Over the last 20 years or so, the realization that the resources of crude oil are finite and that the environment we live in is becoming more and more polluted, has urged governments to introduce laws which limit the exhaust emission levels of vehicles and engines of all types. Since their introduction in Japan and the USA in the late 60s and in Europe in 1970, emission regulations are consistently becoming more stringent and engine manufacturers are facing their toughest ever challenge with the standards agreed for 1996 onwards, which are summarized for passenger cars in Table 1. It is expected that the new standards to be imposed in Europe for the year 2000 will be even lower, following Californian levels which require zero emission levels after the turn of the century. However, it is uncertain whether existing engines will satisfy these limits despite the desperate attempts by engineers worldwide.
Table 1. European Emission Standards for 1996
Figure 3. Model of a three-way catalytic converter.
It is clear from Table 1 that the major pollutants in spark-ignition engines are hydrocarbons (HC), carbon monoxide (CO) and oxides of nitrogen (NOx = NO + NO2) while in diesel engines, NOx and particulates—which consist of soot particles formed during combustion of lubricating oil and hydrocarbons—are the most harmful.

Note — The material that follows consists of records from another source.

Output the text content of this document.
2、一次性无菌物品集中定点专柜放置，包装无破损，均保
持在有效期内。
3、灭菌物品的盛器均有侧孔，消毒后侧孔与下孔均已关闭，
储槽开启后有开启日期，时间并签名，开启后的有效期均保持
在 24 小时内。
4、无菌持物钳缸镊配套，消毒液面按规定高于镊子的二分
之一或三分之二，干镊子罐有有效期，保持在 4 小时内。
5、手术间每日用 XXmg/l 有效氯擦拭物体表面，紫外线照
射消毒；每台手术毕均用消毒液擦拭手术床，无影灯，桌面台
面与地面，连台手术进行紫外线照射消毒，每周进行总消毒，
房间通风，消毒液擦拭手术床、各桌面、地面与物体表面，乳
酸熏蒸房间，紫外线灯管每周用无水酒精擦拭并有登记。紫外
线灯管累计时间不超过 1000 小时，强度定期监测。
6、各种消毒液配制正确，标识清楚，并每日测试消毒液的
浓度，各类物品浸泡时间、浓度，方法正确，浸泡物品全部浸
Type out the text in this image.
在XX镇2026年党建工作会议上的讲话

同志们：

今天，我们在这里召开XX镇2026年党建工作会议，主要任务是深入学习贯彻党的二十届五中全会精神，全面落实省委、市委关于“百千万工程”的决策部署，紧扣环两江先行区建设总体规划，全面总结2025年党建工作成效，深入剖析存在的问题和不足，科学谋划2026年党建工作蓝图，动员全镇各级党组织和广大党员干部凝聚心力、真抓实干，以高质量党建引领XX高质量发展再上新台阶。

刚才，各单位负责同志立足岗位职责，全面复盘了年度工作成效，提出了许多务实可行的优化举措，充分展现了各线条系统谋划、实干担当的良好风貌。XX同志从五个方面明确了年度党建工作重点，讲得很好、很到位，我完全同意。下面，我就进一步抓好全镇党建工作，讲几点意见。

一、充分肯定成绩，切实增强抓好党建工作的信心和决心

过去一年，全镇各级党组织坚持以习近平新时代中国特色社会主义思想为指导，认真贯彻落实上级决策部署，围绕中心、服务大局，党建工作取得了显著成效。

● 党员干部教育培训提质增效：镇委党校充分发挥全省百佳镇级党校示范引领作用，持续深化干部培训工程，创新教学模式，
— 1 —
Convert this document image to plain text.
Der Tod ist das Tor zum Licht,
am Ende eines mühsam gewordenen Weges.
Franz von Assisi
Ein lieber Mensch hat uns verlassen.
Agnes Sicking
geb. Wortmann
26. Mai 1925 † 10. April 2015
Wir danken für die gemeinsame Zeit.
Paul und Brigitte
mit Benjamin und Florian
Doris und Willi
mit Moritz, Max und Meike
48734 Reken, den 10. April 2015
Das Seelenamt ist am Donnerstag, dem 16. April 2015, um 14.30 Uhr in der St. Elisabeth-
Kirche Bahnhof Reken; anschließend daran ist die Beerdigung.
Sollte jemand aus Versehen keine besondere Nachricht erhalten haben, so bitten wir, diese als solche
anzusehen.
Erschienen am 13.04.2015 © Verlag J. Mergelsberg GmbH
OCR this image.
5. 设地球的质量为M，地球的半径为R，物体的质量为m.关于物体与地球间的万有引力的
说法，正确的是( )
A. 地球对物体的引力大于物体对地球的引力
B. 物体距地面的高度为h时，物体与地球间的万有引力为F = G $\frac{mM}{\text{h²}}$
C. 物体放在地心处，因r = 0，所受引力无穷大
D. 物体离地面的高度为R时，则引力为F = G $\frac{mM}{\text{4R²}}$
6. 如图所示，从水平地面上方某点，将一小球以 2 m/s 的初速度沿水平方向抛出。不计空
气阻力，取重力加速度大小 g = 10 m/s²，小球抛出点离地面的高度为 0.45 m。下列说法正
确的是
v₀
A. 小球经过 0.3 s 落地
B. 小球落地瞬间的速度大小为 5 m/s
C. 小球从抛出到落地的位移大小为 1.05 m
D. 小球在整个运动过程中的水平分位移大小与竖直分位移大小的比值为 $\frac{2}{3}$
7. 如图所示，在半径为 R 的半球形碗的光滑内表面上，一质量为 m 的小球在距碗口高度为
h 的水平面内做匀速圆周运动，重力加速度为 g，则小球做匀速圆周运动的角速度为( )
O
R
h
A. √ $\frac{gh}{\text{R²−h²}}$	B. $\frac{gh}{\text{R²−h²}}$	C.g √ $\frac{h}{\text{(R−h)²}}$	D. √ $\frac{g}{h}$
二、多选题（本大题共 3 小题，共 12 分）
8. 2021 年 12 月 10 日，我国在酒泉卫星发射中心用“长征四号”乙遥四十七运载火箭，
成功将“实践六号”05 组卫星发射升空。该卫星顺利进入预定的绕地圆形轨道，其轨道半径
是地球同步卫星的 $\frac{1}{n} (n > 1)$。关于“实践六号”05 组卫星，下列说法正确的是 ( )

At present three-way catalysts, which are a standard component of today's passenger cars equipped with spark-ignition engine running on unleaded gasoline, allow about 90% reduction of the emitted HC, CO and NOx by converting them into carbon dioxide (CO2), water (H2O) and N2.
Unfortunately these catalysts require stoichiometric (air-fuel ratio of ~14.5) engine operation, which is undesirable from both the fuel consumption and CO2 emissions points of view. An alternative approach is the lean burn concept which offers promise for simultaneous reduction of fuel consumption and exhaust emissions through satisfactory combustion of lean mixtures with much higher than 20 air-fuel ratios. It is expected that the development of lean burn catalysts with conversion efficiencies over 60% may allow lean burn engines to satisfy future emissions legislation; this is an area of active research in both industry and academia. On the other hand, new diesel engines depend on two-way or oxidizing catalysts for reduction of exhaust particulates through conversion of HC into CO2 and H2O, and on exhaust gas recirculation and retarded injection timing for reduction of NOx levels.